Let me tell you how I first started thinking about the concept of "VC Partnership Healthfulness":

Back in August, after attending about 8 months of Monday morning Partnership meetings at Flybridge, I was getting tea in New York with one of its Partners, David Aronoff, and brought up the issue.

"David," I said, "It's strange, but it's palpable how much you guys respect each other in these meetings."

I was serious. It seemed the Partners went out of their way to make sure everyone's voice was heard and that both dissension and support were heard with equally open minds and ears.

It was eerily straight out of my Quaker upbringing.

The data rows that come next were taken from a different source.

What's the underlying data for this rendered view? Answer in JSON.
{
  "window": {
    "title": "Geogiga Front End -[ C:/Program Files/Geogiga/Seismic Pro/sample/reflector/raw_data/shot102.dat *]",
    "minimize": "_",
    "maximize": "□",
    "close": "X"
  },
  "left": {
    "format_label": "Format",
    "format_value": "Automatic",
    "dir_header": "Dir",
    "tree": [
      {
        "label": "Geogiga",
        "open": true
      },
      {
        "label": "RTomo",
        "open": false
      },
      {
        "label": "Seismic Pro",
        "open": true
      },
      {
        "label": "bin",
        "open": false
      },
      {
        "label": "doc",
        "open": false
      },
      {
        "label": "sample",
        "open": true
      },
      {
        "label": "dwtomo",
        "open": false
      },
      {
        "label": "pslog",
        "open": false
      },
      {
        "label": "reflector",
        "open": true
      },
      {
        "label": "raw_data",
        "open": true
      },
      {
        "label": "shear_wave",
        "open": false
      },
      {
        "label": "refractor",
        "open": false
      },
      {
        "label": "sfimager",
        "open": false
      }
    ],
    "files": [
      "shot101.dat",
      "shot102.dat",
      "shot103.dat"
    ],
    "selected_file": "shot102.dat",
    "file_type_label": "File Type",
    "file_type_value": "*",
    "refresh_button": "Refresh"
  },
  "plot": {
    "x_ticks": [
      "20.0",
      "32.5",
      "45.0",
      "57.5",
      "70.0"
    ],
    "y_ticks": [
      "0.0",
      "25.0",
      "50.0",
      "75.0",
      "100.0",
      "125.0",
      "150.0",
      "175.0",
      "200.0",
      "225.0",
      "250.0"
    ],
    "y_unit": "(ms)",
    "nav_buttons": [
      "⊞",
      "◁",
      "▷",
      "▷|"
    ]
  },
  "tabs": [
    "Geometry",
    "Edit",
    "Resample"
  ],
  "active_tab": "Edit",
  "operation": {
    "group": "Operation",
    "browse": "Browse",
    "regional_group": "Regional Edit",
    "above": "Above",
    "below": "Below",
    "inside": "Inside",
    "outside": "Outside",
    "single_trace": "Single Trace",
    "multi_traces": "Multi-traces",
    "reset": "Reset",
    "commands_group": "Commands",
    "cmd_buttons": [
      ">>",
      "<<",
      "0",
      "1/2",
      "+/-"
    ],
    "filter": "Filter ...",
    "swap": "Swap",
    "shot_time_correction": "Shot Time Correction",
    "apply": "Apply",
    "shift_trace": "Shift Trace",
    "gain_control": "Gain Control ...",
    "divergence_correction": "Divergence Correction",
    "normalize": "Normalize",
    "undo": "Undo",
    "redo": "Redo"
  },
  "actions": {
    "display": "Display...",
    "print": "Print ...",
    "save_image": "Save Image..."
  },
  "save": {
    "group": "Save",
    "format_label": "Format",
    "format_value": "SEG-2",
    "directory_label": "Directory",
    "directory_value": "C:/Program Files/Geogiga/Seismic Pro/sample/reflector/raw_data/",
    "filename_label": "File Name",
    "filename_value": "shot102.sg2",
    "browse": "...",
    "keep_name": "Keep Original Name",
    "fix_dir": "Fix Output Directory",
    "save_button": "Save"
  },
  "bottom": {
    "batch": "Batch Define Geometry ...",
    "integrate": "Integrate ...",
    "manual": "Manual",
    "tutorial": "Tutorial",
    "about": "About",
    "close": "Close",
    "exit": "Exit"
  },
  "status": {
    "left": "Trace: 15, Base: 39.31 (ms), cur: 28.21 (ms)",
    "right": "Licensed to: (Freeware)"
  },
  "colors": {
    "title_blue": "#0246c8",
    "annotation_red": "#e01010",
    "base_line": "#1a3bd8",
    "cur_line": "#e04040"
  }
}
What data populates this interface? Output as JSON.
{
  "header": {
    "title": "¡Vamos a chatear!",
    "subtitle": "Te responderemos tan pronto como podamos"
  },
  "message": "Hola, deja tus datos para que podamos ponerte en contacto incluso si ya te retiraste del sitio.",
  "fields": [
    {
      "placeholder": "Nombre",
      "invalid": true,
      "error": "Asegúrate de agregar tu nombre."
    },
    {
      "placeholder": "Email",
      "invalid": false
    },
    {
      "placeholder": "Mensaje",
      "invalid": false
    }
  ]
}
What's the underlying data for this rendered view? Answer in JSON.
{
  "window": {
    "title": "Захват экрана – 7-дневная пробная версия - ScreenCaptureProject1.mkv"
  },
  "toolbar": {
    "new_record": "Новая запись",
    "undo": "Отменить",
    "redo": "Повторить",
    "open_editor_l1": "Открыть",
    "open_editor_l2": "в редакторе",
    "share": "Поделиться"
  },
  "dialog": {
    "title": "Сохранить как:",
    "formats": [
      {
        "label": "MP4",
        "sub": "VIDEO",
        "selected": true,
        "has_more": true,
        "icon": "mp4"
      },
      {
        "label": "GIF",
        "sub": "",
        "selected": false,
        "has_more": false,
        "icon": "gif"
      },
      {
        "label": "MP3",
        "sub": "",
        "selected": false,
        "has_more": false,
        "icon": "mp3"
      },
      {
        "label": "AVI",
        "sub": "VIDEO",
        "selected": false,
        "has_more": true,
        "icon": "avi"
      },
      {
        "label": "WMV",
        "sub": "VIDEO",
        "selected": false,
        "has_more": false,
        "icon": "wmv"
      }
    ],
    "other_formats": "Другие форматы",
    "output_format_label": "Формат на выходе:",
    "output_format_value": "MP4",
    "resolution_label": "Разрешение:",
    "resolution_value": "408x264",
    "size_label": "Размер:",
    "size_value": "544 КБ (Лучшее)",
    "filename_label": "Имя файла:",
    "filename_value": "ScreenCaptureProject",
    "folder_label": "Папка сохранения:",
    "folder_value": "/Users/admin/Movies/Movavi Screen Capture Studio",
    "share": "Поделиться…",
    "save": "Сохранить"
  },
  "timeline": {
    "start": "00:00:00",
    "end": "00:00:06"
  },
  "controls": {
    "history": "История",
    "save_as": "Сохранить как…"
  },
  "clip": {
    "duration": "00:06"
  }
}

And so, David's reply to my observation was both surprising and obvious:

"It's because we work very hard on it."

If you want to learn more about how Flybridge "works on it," read this great post by Jeff Bussgang called "Stop Avoiding Conflict" -- it's an important read for people in any kind of partnership, business or otherwise.

But what I want to highlight is the effect -- or lack of effects -- this has on the startups in the portfolios of Partnerships who operate this way.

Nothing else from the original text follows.